Goliaths compete for nuclear plant pact
Three global nuclear power heavyweights now competing for designing and building four nuclear units in China will submit their proposals next Monday, a national nuclear technology company said yesterday.
The Preparatory Office of the State Nuclear Power Technology Corporation told China Daily that a ceremony will be organized on Monday to accept finished bids from the three competitors.
"We will soon organize assessments," the preparatory office official said.
He did not reveal when an announcement would come on a winner of the contract for the four 1,000-megawatt, pressurized-water nuclear power facilities. Two of the four units will be located in Sanmen, East China's Zhejiang Province, and the other two in Yangjiang, South China's Guangdong Province.
The preparatory office, which started work last September under the direct authority of the State Nuclear Power Self-reliance Leading Committee, is to set up the nuclear power corporation, organize tenders, carry out technology transfers and negotiate contracts for nuclear power projects.
Having been buried in aggressive competition, the three companies all boasted firm support from their own governments and are confident their companies will stand out.

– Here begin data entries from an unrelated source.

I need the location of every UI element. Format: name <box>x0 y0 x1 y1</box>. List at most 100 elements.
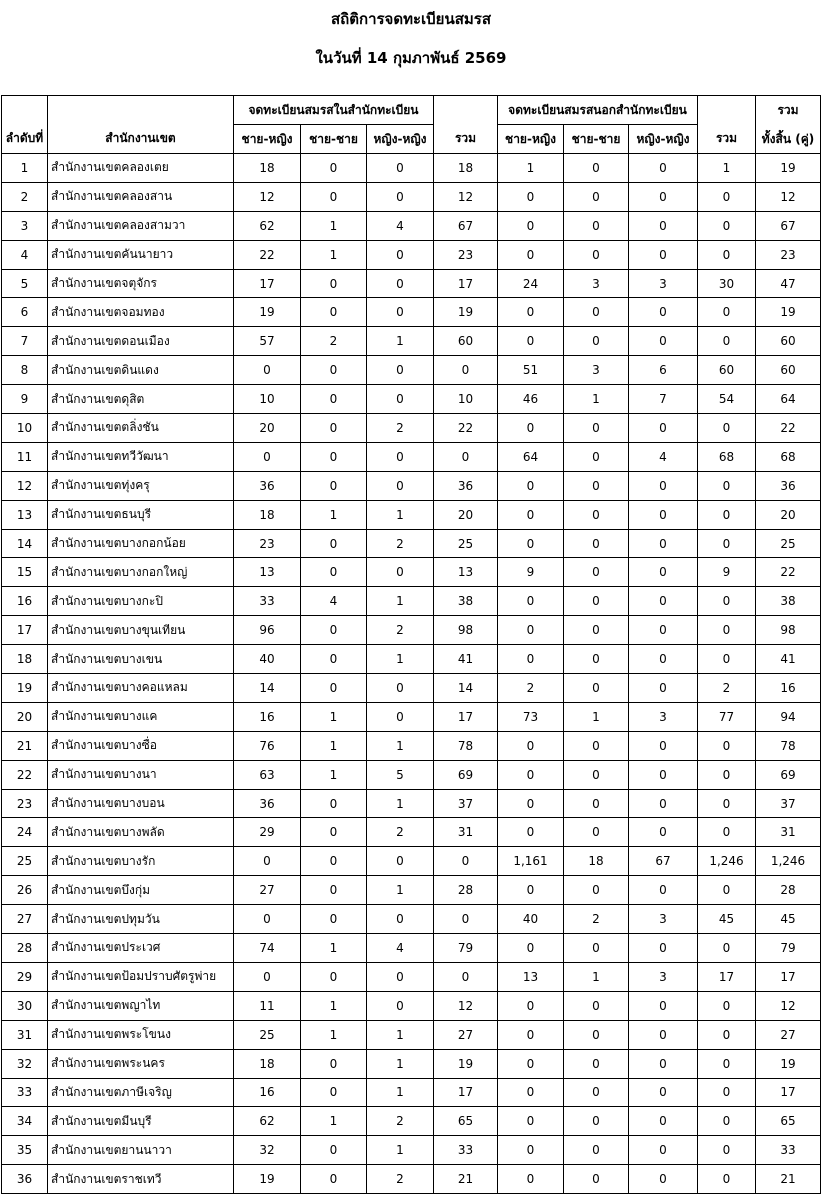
number-cell: 0 <box>497 181 564 212</box>
number-cell: 0 <box>628 153 698 183</box>
number-cell: 13 <box>1 499 48 530</box>
number-cell: 0 <box>697 875 756 906</box>
number-cell: 78 <box>755 730 821 761</box>
number-cell: 0 <box>563 1048 629 1079</box>
office-cell: สำนักงานเขตบางซื่อ <box>47 730 234 761</box>
number-cell: 17 <box>433 701 498 732</box>
number-cell: 0 <box>433 355 498 386</box>
table-row: 21 สำนักงานเขตบางซื่อ 76 1 1 78 0 0 0 0 78 <box>1 730 821 761</box>
number-cell: 17 <box>433 268 498 299</box>
number-cell: 0 <box>433 904 498 935</box>
number-cell: 0 <box>563 1106 629 1137</box>
number-cell: 0 <box>563 441 629 472</box>
number-cell: 0 <box>697 413 756 443</box>
number-cell: 76 <box>233 730 301 761</box>
number-cell: 1 <box>366 1077 434 1108</box>
number-cell: 0 <box>497 499 564 530</box>
number-cell: 0 <box>697 759 756 790</box>
number-cell: 79 <box>755 933 821 963</box>
number-cell: 79 <box>433 933 498 963</box>
number-cell: 2 <box>366 413 434 443</box>
number-cell: 0 <box>563 933 629 963</box>
number-cell: 98 <box>433 615 498 646</box>
number-cell: 33 <box>433 1135 498 1166</box>
table-row: 30 สำนักงานเขตพญาไท 11 1 0 12 0 0 0 0 12 <box>1 990 821 1021</box>
header-text: ทั้งสิ้น (คู่) <box>761 131 815 146</box>
number-cell: 0 <box>563 470 629 501</box>
number-cell: 2 <box>366 528 434 559</box>
number-cell: 17 <box>697 961 756 992</box>
number-cell: 31 <box>755 817 821 848</box>
office-cell: สำนักงานเขตยานนาวา <box>47 1135 234 1166</box>
number-cell: 19 <box>755 153 821 183</box>
number-cell: 60 <box>433 326 498 357</box>
number-cell: 0 <box>628 297 698 328</box>
office-cell: สำนักงานเขตคันนายาว <box>47 239 234 270</box>
number-cell: 0 <box>497 470 564 501</box>
number-cell: 38 <box>755 586 821 617</box>
number-cell: 0 <box>563 1164 629 1195</box>
number-cell: 1 <box>563 384 629 415</box>
number-cell: 12 <box>1 470 48 501</box>
number-cell: 29 <box>233 817 301 848</box>
number-cell: 0 <box>300 1048 367 1079</box>
number-cell: 68 <box>755 441 821 472</box>
number-cell: 16 <box>755 673 821 703</box>
number-cell: 0 <box>497 210 564 241</box>
number-cell: 0 <box>497 413 564 443</box>
number-cell: 1 <box>1 153 48 183</box>
number-cell: 0 <box>697 297 756 328</box>
number-cell: 0 <box>300 528 367 559</box>
number-cell: 0 <box>300 1077 367 1108</box>
number-cell: 0 <box>563 673 629 703</box>
number-cell: 10 <box>433 384 498 415</box>
number-cell: 3 <box>628 701 698 732</box>
number-cell: 0 <box>366 557 434 588</box>
number-cell: 22 <box>233 239 301 270</box>
number-cell: 46 <box>497 384 564 415</box>
number-cell: 1 <box>300 499 367 530</box>
number-cell: 14 <box>1 528 48 559</box>
number-cell: 22 <box>755 413 821 443</box>
number-cell: 18 <box>1 644 48 675</box>
number-cell: 0 <box>497 326 564 357</box>
number-cell: 41 <box>433 644 498 675</box>
number-cell: 0 <box>300 615 367 646</box>
number-cell: 14 <box>433 673 498 703</box>
number-cell: 0 <box>563 210 629 241</box>
office-cell: สำนักงานเขตบางคอแหลม <box>47 673 234 703</box>
table-row: 5 สำนักงานเขตจตุจักร 17 0 0 17 24 3 3 30 47 <box>1 268 821 299</box>
number-cell: 62 <box>233 210 301 241</box>
table-body: 1 สำนักงานเขตคลองเตย 18 0 0 18 1 0 0 1 19 2 สำนักงาน… <box>1 153 821 1195</box>
number-cell: 3 <box>1 210 48 241</box>
number-cell: 24 <box>1 817 48 848</box>
number-cell: 21 <box>433 1164 498 1195</box>
table-row: 15 สำนักงานเขตบางกอกใหญ่ 13 0 0 13 9 0 0 9 22 <box>1 557 821 588</box>
number-cell: 22 <box>755 557 821 588</box>
number-cell: 1,246 <box>755 846 821 877</box>
number-cell: 16 <box>233 1077 301 1108</box>
number-cell: 12 <box>233 181 301 212</box>
number-cell: 0 <box>697 326 756 357</box>
table-row: 25 สำนักงานเขตบางรัก 0 0 0 0 1,161 18 67 1,246 1,2… <box>1 846 821 877</box>
number-cell: 0 <box>497 615 564 646</box>
office-cell: สำนักงานเขตพระนคร <box>47 1048 234 1079</box>
number-cell: 0 <box>497 933 564 963</box>
number-cell: 57 <box>233 326 301 357</box>
number-cell: 4 <box>366 210 434 241</box>
number-cell: 0 <box>497 528 564 559</box>
number-cell: 0 <box>697 1135 756 1166</box>
table-row: 35 สำนักงานเขตยานนาวา 32 0 1 33 0 0 0 0 33 <box>1 1135 821 1166</box>
number-cell: 4 <box>628 441 698 472</box>
number-cell: 0 <box>366 470 434 501</box>
number-cell: 16 <box>233 701 301 732</box>
table-row: 11 สำนักงานเขตทวีวัฒนา 0 0 0 0 64 0 4 68 68 <box>1 441 821 472</box>
number-cell: 1 <box>300 1106 367 1137</box>
table-row: 36 สำนักงานเขตราชเทวี 19 0 2 21 0 0 0 0 21 <box>1 1164 821 1195</box>
number-cell: 0 <box>433 441 498 472</box>
office-cell: สำนักงานเขตบางรัก <box>47 846 234 877</box>
number-cell: 0 <box>233 355 301 386</box>
number-cell: 0 <box>497 297 564 328</box>
number-cell: 0 <box>300 904 367 935</box>
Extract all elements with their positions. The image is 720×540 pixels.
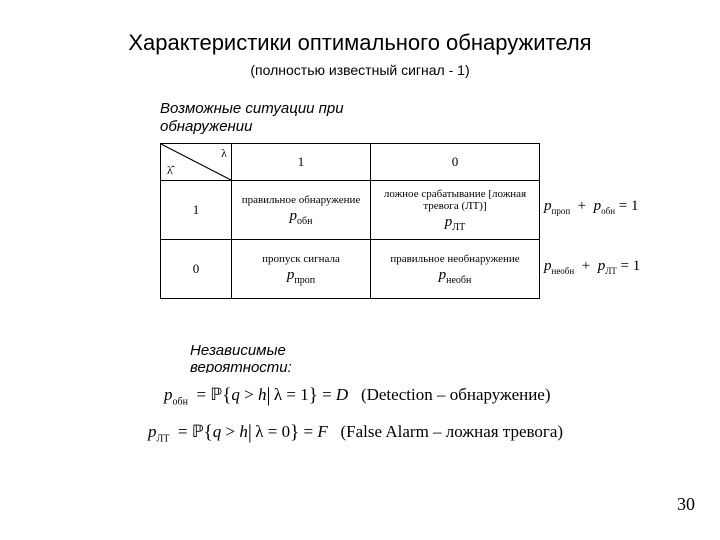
cell-11-sub: обн [297,216,312,227]
f1-cond: = 1 [282,385,309,404]
cell-00-text: правильное необнаружение [375,253,535,265]
formula-false-alarm: pЛТ = ℙ{q > h| λ = 0} = F (False Alarm –… [148,420,563,444]
cell-01: пропуск сигнала pпроп [232,240,371,299]
cell-01-text: пропуск сигнала [236,253,366,265]
cell-11: правильное обнаружение pобн [232,181,371,240]
f2-sub: ЛТ [157,433,170,444]
cell-10-text: ложное срабатывание [ложная тревога (ЛТ)… [375,188,535,212]
cell-01-sub: проп [294,275,315,286]
f1-letter: D [336,385,348,404]
cell-11-text: правильное обнаружение [236,194,366,206]
eq2-sub1: необн [552,266,575,276]
f1-explain: (Detection – обнаружение) [361,385,551,404]
cell-10-prob: pЛТ [375,214,535,233]
slide: Характеристики оптимального обнаружителя… [0,0,720,540]
situations-table: λ λ̂ 1 0 1 правильное обнаружение pобн л… [160,143,540,299]
eq1-rhs: = 1 [619,198,639,214]
cell-00-prob: pнеобн [375,267,535,286]
f2-cond: = 0 [264,422,291,441]
eq1-sub2: обн [601,206,615,216]
eq2-rhs: = 1 [621,258,641,274]
page-title: Характеристики оптимального обнаружителя [0,30,720,56]
section-heading-probabilities: Независимые вероятности: [190,343,390,373]
cell-11-prob: pобн [236,208,366,227]
page-subtitle: (полностью известный сигнал - 1) [0,62,720,78]
f2-explain: (False Alarm – ложная тревога) [341,422,564,441]
lambda-hat-label: λ̂ [167,163,173,178]
page-number: 30 [677,494,695,515]
cell-00-sub: необн [446,275,471,286]
table-corner-cell: λ λ̂ [161,144,232,181]
cell-10: ложное срабатывание [ложная тревога (ЛТ)… [371,181,540,240]
row-header-0: 0 [161,240,232,299]
f1-sub: обн [173,396,188,407]
section-heading-situations: Возможные ситуации при обнаружении [160,100,420,136]
f2-letter: F [317,422,327,441]
cell-00: правильное необнаружение pнеобн [371,240,540,299]
row-header-1: 1 [161,181,232,240]
formula-detection: pобн = ℙ{q > h| λ = 1} = D (Detection – … [164,383,551,407]
side-equation-2: pнеобн + pЛТ = 1 [544,258,640,276]
eq2-sub2: ЛТ [605,266,617,276]
cell-01-prob: pпроп [236,267,366,286]
cell-10-sub: ЛТ [452,222,465,233]
col-header-1: 1 [232,144,371,181]
col-header-0: 0 [371,144,540,181]
side-equation-1: pпроп + pобн = 1 [544,198,638,216]
eq1-sub1: проп [552,206,571,216]
lambda-label: λ [221,146,227,161]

The US-based Westinghouse, which has won no power plant contracts during its two-decade presence in China, stepped forward at the weekend with news that a combination of loans of up to almost US$5 billion have been approved by the US Export-Import Bank to help construct the four nuclear power reactors.
Liu Xingang, chief representative of Westinghouse China, said the promised loan will help meet the financial requirements required by the Chinese side, which has asked competitors to earmark capital for their proposals.

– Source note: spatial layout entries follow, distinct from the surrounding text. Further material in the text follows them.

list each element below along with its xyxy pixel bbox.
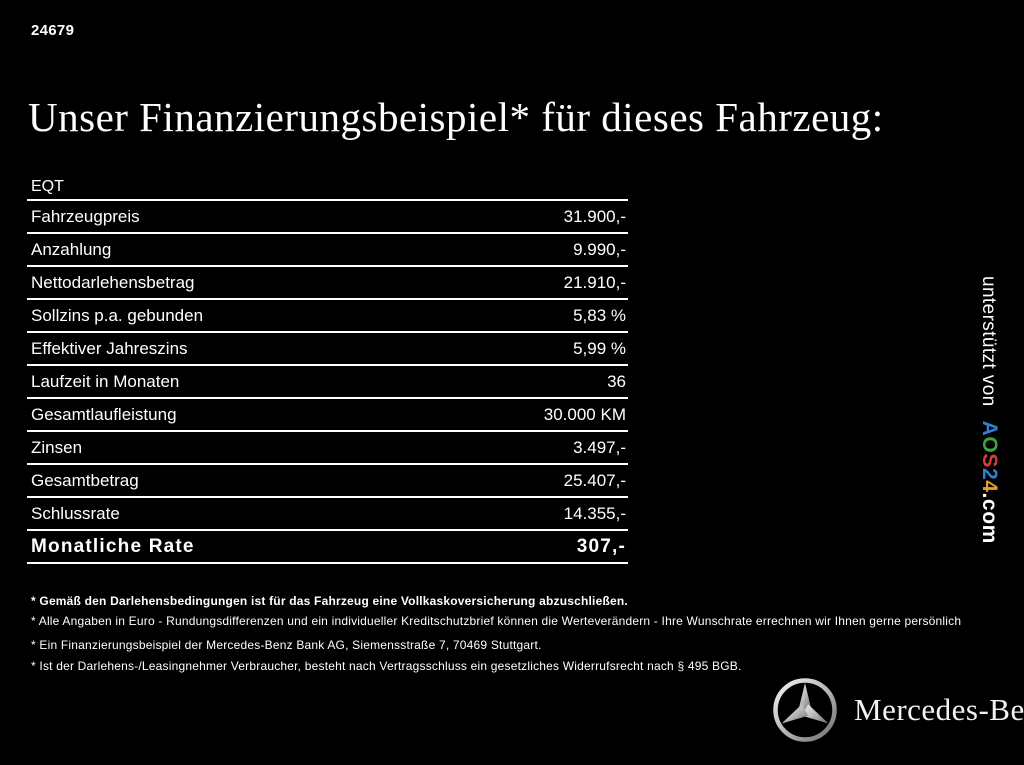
footnote-line: * Gemäß den Darlehensbedingungen ist für… [31,594,628,608]
row-value: 3.497,- [573,437,626,457]
footnote-line: * Ein Finanzierungsbeispiel der Mercedes… [31,638,542,652]
aos24-letter: 4 [978,480,1001,493]
row-value: 5,99 % [573,338,626,358]
row-value: 30.000 KM [543,404,626,424]
footnotes: * Gemäß den Darlehensbedingungen ist für… [31,594,991,680]
table-row: Nettodarlehensbetrag 21.910,- [27,267,628,300]
row-value: 36 [607,371,626,391]
aos24-letter: S [978,453,1001,468]
table-row: Gesamtbetrag 25.407,- [27,465,628,498]
row-label: Fahrzeugpreis [31,206,140,226]
table-row: Sollzins p.a. gebunden 5,83 % [27,300,628,333]
aos24-letter: A [978,420,1001,437]
row-value: 14.355,- [563,503,626,523]
table-row: Laufzeit in Monaten 36 [27,366,628,399]
row-value: 25.407,- [563,470,626,490]
row-value: 5,83 % [573,305,626,325]
mercedes-benz-wordmark: Mercedes-Benz [854,692,1024,727]
row-label: Nettodarlehensbetrag [31,272,195,292]
aos24-letter: 2 [978,467,1001,481]
table-row: Fahrzeugpreis 31.900,- [27,201,628,234]
footnote-line: * Ist der Darlehens-/Leasingnehmer Verbr… [31,659,742,673]
mercedes-star-icon [773,678,837,742]
monthly-rate-label: Monatliche Rate [31,535,195,557]
row-label: Laufzeit in Monaten [31,371,180,391]
mercedes-benz-brand: Mercedes-Benz [772,677,1024,743]
sponsor-credit: unterstützt von AOS24.com [977,276,1001,544]
row-label: Effektiver Jahreszins [31,338,188,358]
row-label: Sollzins p.a. gebunden [31,305,204,325]
row-label: Gesamtbetrag [31,470,139,490]
table-row: Effektiver Jahreszins 5,99 % [27,333,628,366]
row-value: 9.990,- [573,239,626,259]
row-label: Anzahlung [31,239,112,259]
page-title: Unser Finanzierungsbeispiel* für dieses … [28,94,884,141]
row-label: Schlussrate [31,503,120,523]
monthly-rate-row: Monatliche Rate 307,- [27,531,628,564]
listing-number: 24679 [31,22,75,39]
sponsor-prefix-text: unterstützt von [978,276,999,407]
table-row: Zinsen 3.497,- [27,432,628,465]
aos24-logo: AOS24.com [978,421,1001,544]
row-value: 21.910,- [563,272,626,292]
footnote-line: * Alle Angaben in Euro - Rundungsdiffere… [31,614,962,628]
table-row: Anzahlung 9.990,- [27,234,628,267]
row-value: 31.900,- [563,206,626,226]
table-row: Schlussrate 14.355,- [27,498,628,531]
sponsor-suffix-text: .com [978,492,1001,544]
monthly-rate-value: 307,- [576,535,626,557]
table-row: Gesamtlaufleistung 30.000 KM [27,399,628,432]
aos24-letter: O [978,436,1001,454]
finance-table: EQT Fahrzeugpreis 31.900,- Anzahlung 9.9… [27,174,628,564]
row-label: Gesamtlaufleistung [31,404,177,424]
table-model-header: EQT [27,174,628,201]
row-label: Zinsen [31,437,83,457]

Liu said his confidence resulted from cutting-edge technology of the equipment and the government's deregulation of technology exports.
"The US Government has done a lot since last year to approve exports of the AP-1000 reactor to China," he said.

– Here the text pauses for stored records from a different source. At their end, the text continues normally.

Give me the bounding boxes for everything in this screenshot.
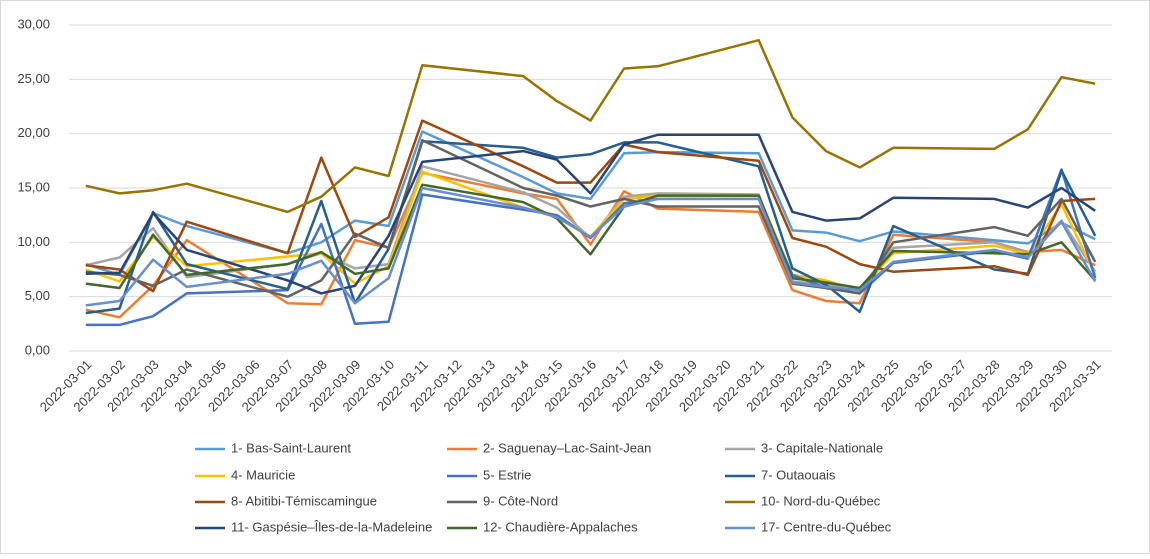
y-tick-label: 30,00 <box>17 16 50 31</box>
y-tick-label: 5,00 <box>25 288 50 303</box>
legend-label: 1- Bas-Saint-Laurent <box>231 440 351 455</box>
legend-label: 8- Abitibi-Témiscamingue <box>231 493 377 508</box>
series-line <box>85 38 1096 214</box>
legend-label: 12- Chaudière-Appalaches <box>483 519 638 534</box>
series-line <box>85 140 1097 315</box>
y-tick-label: 10,00 <box>17 234 50 249</box>
series-line <box>85 186 1097 307</box>
legend-label: 9- Côte-Nord <box>483 493 558 508</box>
legend-label: 11- Gaspésie–Îles-de-la-Madeleine <box>231 519 432 534</box>
legend-label: 2- Saguenay–Lac-Saint-Jean <box>483 440 651 455</box>
y-tick-label: 25,00 <box>17 71 50 86</box>
legend-label: 4- Mauricie <box>231 467 295 482</box>
y-tick-label: 15,00 <box>17 179 50 194</box>
legend-label: 17- Centre-du-Québec <box>761 519 892 534</box>
legend-label: 7- Outaouais <box>761 467 836 482</box>
series-line <box>85 183 1097 290</box>
series-line <box>85 138 1097 298</box>
series-line <box>85 119 1096 293</box>
y-tick-label: 0,00 <box>25 342 50 357</box>
legend-label: 10- Nord-du-Québec <box>761 493 881 508</box>
series-line <box>85 130 1096 277</box>
y-tick-label: 20,00 <box>17 125 50 140</box>
legend-label: 5- Estrie <box>483 467 531 482</box>
series-line <box>85 133 1096 295</box>
legend-label: 3- Capitale-Nationale <box>761 440 883 455</box>
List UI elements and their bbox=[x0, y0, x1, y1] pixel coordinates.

Arnaud de Bourayne, president AREVA China, said preparatory work on bidding started five months ago, with great enthusiasm, to meet the exact bid objectives.
"We are ready to deliver our scheme," said the president. But he did not disclose information on financing efforts.
Russia's ASE did not respond but an earlier report cited company confidence based on the close relationship between Russia and China. It has already been involved in the construction of two nuclear power units in China, which are expected to start operating this year.
China has drafted ambitious plans to construct nuclear power plants by 2020 in an effort to meet the increased demand for power.